What's best way to keep spam bots from sending e-mail, registering on web site forms?
Hello;
I have got an e-mail form on my web site. A spam bot has figured out how to input junk into the text fields. Here's an example of the junk that has been coming from the spam bot:
I don't know what they're trying to accomplish. The message above is meaningless.
I know that I can design an image generating class with PHP and output a security image. But I have read that some spam bots have learned to read images.
Does anybody have any suggestions about how I can keep spam bots from junking up my forms?
I've been doing my forms such that they have at least one mandatory field (typically it's the person's email address) that must parse, and one hidden field that must be blank. If they don't get both of those right - I call it spam and toss it in the trash. It's been working all right for a bit now.
I was thinking about setting a cookie on visitors' browsers when they first visit my site. Then if the cookie is not set it won't let them process the e-mail form.

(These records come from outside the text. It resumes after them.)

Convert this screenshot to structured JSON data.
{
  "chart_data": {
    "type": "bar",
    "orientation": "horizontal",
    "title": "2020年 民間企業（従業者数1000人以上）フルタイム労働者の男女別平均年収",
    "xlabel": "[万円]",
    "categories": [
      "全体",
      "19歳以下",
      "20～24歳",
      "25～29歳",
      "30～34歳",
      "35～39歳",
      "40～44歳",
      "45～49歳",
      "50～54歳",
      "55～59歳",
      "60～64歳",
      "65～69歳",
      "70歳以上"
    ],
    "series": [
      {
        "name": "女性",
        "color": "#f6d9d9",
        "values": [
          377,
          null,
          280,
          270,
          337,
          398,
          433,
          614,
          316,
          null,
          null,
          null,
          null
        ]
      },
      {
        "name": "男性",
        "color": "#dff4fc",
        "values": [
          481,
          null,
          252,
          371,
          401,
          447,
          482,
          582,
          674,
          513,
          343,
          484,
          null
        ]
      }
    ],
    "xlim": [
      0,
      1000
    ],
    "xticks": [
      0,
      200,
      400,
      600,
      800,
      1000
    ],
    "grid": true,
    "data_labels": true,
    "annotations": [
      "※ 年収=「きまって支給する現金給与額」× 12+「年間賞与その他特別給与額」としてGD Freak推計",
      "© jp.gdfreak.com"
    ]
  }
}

What I'm wanting to do is to try and make sure that it's a real live browser.
I'm just wondering if spam bots can recognize when a cookie is trying to be set and somehow trick the server into setting a cookie onto the spam bot. Does anybody know if a spam bot can accept a cookie?
here is a thread I started about a month ago on this very subject.
I found the system of CSS hidden fields works better than any other method, BASED on my requirements. I wanted something simple and not threating for the site reader. I personally hate the captcha scripts I find them very threating to site viewers.
I've actually used validation scripts to parse for known SPAM submissions.
I start by using JavaScript to check for words like "viagra", "cialis", and other words. If they appear, I throw their browser into an infinite loop.
I also do the same in my server-side validation (I use ASP), where it redirects the form to my homepage rather than logging the form submission.
I wrote my validation scripts by looking for commonalities on every SPAM submission. For example, the first and last name fields tend to get the same text, so if FirstName = LastName on my form, the form never gets submitted (as mentioned above). Writing these scripts is time consuming and not fool-proof, but it seems to thwart the majority of attacks.